Il futuro di AGSM è lombardo?

Apr 04 2019
(0) Comments
  • Facebook
  • Twitter
  • Google Plus

Sull’azienda più importante del Comune di Verona, Sboarina ha dimostrato debolezze evidenti che rischiano di minarne il futuro e, probabilmente, anche la permanenza in capo a Verona.

Tralascio qualsiasi commento sulle dimissioni del Consiglio di Amministrazione e sui litigi con il Presidente.

D’altronde, la carica più importante era stata assegnata per “meriti politici”, e non certo per manifeste e conclamate capacità nel delicatissimo settore dell’energia.

Un modus operandi che Sboarina ha applicato ovunque, affossando la meritocrazia, anche quella già presente all’interno delle aziende medesime.

Qui valuto il complesso dossier relativo alle alleanze.

Si, un dossier che è stato approntato, ma che è rimasto segreto, considerato quanto contiene.

In pratica, le aziende pubbliche veronesi potrebbero essere risucchiate da Milano.

Mi spiego.

L’ idea di un asse veneto-lombardo tra Agsm e Aim Vicenza con il colosso milanese A2A sbilancia a favore di quest’ultima ogni opzione non solo di governo, ma anche relativamente alla proprietà.

Sboarina è ossessionato dalle alleanze perché ritiene che è impensabile stare da soli. Potrei concordare, ma a quale prezzo ci si allea?

I progetti dell’alleanza

L’operazione di alleanza AGSM, AIM e A2A si dovrebbe manifestare entro il 15 aprile, ovvero quando scade il termine per presentare le offerte non vincolanti per acquistare il 51% delle forniture a clienti finali di Ascopiave, l’azienda trevigiana omologa di Agsm e Aim.
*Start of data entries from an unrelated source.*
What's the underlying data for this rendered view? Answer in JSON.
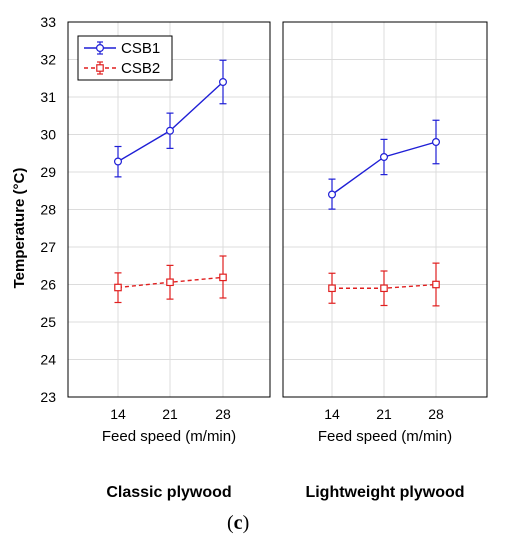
{
  "chart_data": {
    "type": "line",
    "ylabel": "Temperature (°C)",
    "ylim": [
      23,
      33
    ],
    "yticks": [
      "23",
      "24",
      "25",
      "26",
      "27",
      "28",
      "29",
      "30",
      "31",
      "32",
      "33"
    ],
    "grid": true,
    "legend_placement": "top-left",
    "caption": {
      "open": "(",
      "letter": "c",
      "close": ")"
    },
    "series_styles": [
      {
        "name": "CSB1",
        "color": "#1f1fd6",
        "dash": "solid",
        "marker": "circle"
      },
      {
        "name": "CSB2",
        "color": "#e01f1f",
        "dash": "dashed",
        "marker": "square"
      }
    ],
    "panels": [
      {
        "title": "Classic plywood",
        "xlabel": "Feed speed (m/min)",
        "categories": [
          "14",
          "21",
          "28"
        ],
        "series": [
          {
            "name": "CSB1",
            "values": [
              29.28,
              30.1,
              31.4
            ],
            "err_low": [
              28.87,
              29.63,
              30.82
            ],
            "err_high": [
              29.68,
              30.57,
              31.98
            ]
          },
          {
            "name": "CSB2",
            "values": [
              25.92,
              26.06,
              26.19
            ],
            "err_low": [
              25.52,
              25.61,
              25.64
            ],
            "err_high": [
              26.31,
              26.51,
              26.76
            ]
          }
        ]
      },
      {
        "title": "Lightweight plywood",
        "xlabel": "Feed speed (m/min)",
        "categories": [
          "14",
          "21",
          "28"
        ],
        "series": [
          {
            "name": "CSB1",
            "values": [
              28.4,
              29.4,
              29.8
            ],
            "err_low": [
              28.01,
              28.93,
              29.22
            ],
            "err_high": [
              28.81,
              29.87,
              30.38
            ]
          },
          {
            "name": "CSB2",
            "values": [
              25.9,
              25.9,
              26.0
            ],
            "err_low": [
              25.5,
              25.44,
              25.43
            ],
            "err_high": [
              26.3,
              26.36,
              26.57
            ]
          }
        ]
      }
    ]
  }
}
Le tre aziende alleate parteciperebbero alla gara e creerebbero due ulteriori e nuove società: una che comprende i clienti finali di Agsm Energia, Aim Energy e quelli veneti di Ascopiave (quelli non residenti in Veneto confluirebbero subito in A2A) ed un’altra di distribuzione che comprende le reti delle medesime tre società venete. Nella prima la maggioranza del capitale sarebbe di Agsm-Aim. Nella seconda, la maggioranza del capitale sarebbe di Ascopiave.

Il problema sorgerà quando Ascopiave, che ha necessità di sviluppare la distribuzione, dovrà reperire fondi e potrebbe farlo vendendo le sue quote nella società che comprende i clienti. Di conseguenza, poiché presumibilmente Agsm e Aim non potranno acquistare quelle quote in vendita, lo farebbe A2A, considerato che i soci hanno diritto di prelazione sull’inoptato.

Se questo avvenisse, le quote Agsm – Aim si ridurrebbero nella società del ramo clienti.

Questo scenario è certamente avvalorato dai valori in campo: A2A nel 2017 ha avuto un fatturato di 5,9 miliardi, Agsm di 716 milioni, Ascopiave di 533 e Aim di 261.

C’è un patto segreto che in futuro Agsm-Aim si occupi della distribuzione e A2A dei clienti?

Insomma, un quadro all’interno del quale Sboarina sta dipingendo a tinte fosche il futuro per Verona.